Feature-wise, I think it is also important to be able to override a TaxInfo in the command line (or provide a different one for Index in Python/Rust). Especially since we "precompute" some desired ranks for LCA today, and they might not match other use cases (the CAMI profile format allows providing your own rank, for example). Critically, the important info in the TaxInfo class is ident, and as long as the idents are the same then two different TaxInfo objects can be interchangeable. This is a very lax definition, but I think it also fits well with other taxonomies (since, fundamentally, LineagePairs can be any list of (rank, value) that the user desires.

I was trying to process an existing LCA index with this proposed format, and... is tests/test-data/lca/delmont-1.lca.json broken? I was planning to use ident_to_idx and idx_to_lid to generate ident_to_lid, but idx_to_lid seems to be missing the mapping for idx=1?

$ jq .ident_to_idx tests/test-data/lca/delmont-1.lca.json
{
  "TARA_ASE_MAG_00031": 0,
  "TARA_PSW_MAG_00136": 1
}

$ jq .idx_to_lid tests/test-data/lca/delmont-1.lca.json
{
  "0": 0
}

Or should lineage be optional? That is OK too, I guess. The ident would not be included in any taxonomic commands (classify, lca summarize and so on)

ctb commented

re #969 (comment), I am ok with doing the Rust API so that that is easy, but I would suggest getting the current functionality oxidized and merged first before a split. Otherwise you end up with too many moving parts.

ctb commented

I was trying to process an existing LCA index with this proposed format, and... is tests/test-data/lca/delmont-1.lca.json broken? I was planning to use ident_to_idx and idx_to_lid to generate ident_to_lid, but idx_to_lid seems to be missing the mapping for idx=1?

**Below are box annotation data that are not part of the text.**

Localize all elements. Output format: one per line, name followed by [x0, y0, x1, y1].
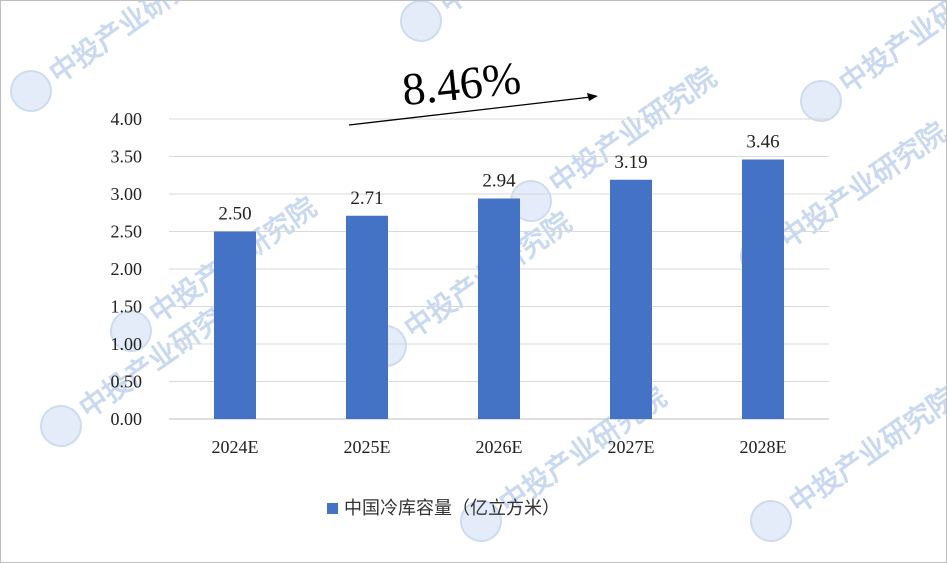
y-tick-label: 0.00	[111, 409, 143, 429]
watermark-text: 中投产业研究院	[783, 381, 946, 520]
watermark-logo-icon	[460, 500, 502, 542]
growth-arrow-head	[587, 93, 598, 101]
watermark: 中投产业研究院	[400, 1, 613, 42]
bar	[610, 179, 652, 419]
growth-rate-label: 8.46%	[400, 52, 524, 115]
x-tick-label: 2026E	[476, 437, 523, 457]
y-tick-label: 1.00	[111, 334, 143, 354]
legend-swatch	[327, 503, 338, 514]
y-tick-label: 3.50	[111, 147, 143, 167]
bar	[478, 198, 520, 419]
y-axis-ticks: 0.00 0.50 1.00 1.50 2.00 2.50 3.00 3.50 4.00	[111, 109, 143, 429]
watermark-logo-icon	[10, 70, 52, 112]
watermark-logo-icon	[750, 500, 792, 542]
watermark: 中投产业研究院	[800, 1, 946, 122]
y-tick-label: 2.50	[111, 222, 143, 242]
watermark: 中投产业研究院	[10, 1, 223, 112]
data-label: 2.94	[482, 171, 516, 192]
y-tick-label: 3.00	[111, 184, 143, 204]
x-tick-label: 2027E	[608, 437, 655, 457]
data-label: 3.19	[614, 152, 647, 173]
watermark-text: 中投产业研究院	[433, 1, 612, 20]
x-tick-label: 2028E	[740, 437, 787, 457]
watermark-logo-icon	[400, 1, 442, 42]
bar	[742, 159, 784, 419]
legend: 中国冷库容量（亿立方米）	[327, 498, 560, 519]
x-tick-label: 2025E	[344, 437, 391, 457]
data-label: 2.71	[350, 188, 383, 209]
y-tick-label: 0.50	[111, 372, 143, 392]
growth-annotation: 8.46%	[348, 52, 598, 126]
x-tick-label: 2024E	[212, 437, 259, 457]
watermark-logo-icon	[40, 405, 82, 447]
data-label: 2.50	[218, 204, 251, 225]
growth-arrow	[348, 96, 592, 126]
x-axis-ticks: 2024E 2025E 2026E 2027E 2028E	[212, 437, 787, 457]
data-label: 3.46	[746, 132, 779, 153]
y-tick-label: 4.00	[111, 109, 143, 129]
y-tick-label: 2.00	[111, 259, 143, 279]
watermark-text: 中投产业研究院	[833, 1, 946, 100]
bar	[346, 215, 388, 419]
watermark-logo-icon	[110, 310, 152, 352]
y-tick-label: 1.50	[111, 297, 143, 317]
data-labels: 2.50 2.71 2.94 3.19 3.46	[218, 132, 779, 225]
legend-label: 中国冷库容量（亿立方米）	[344, 498, 560, 519]
watermark-text: 中投产业研究院	[43, 1, 222, 90]
bars	[214, 159, 784, 419]
bar	[214, 231, 256, 419]
watermark-text: 中投产业研究院	[773, 116, 946, 255]
watermark: 中投产业研究院	[365, 206, 578, 367]
watermark-logo-icon	[800, 80, 842, 122]
watermark-text: 中投产业研究院	[543, 61, 722, 200]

$ jq .ident_to_idx tests/test-data/lca/delmont-1.lca.json
{
  "TARA_ASE_MAG_00031": 0,
  "TARA_PSW_MAG_00136": 1
}

$ jq .idx_to_lid tests/test-data/lca/delmont-1.lca.json
{
  "0": 0
}

Or should lineage be optional? That is OK too, I guess. The ident would not be included in any taxonomic commands (classify, lca summarize and so on)

yes, lineage is optional in LCA databases.

ctb commented

random aside - splitting revindex and taxonomy would mean that we can update taxonomy without updating revindex, which currently is impossible in LCA databases.

ctb commented

(an interesting short research paper might be to compare and contrast gather and LCA approaches on the same database directly)

(and also GTDB and NCBI taxonomy result comparisons by finding the same k-mers, then applying different taxonomies)

ctb commented

In #1808, I'm adding SqliteIndex, which could also support LCA-style functionality as well as storing taxonomy information more generally, all in the same file; revisiting #1651, this is just the taxonomy table defined in tax/tax_utils.py.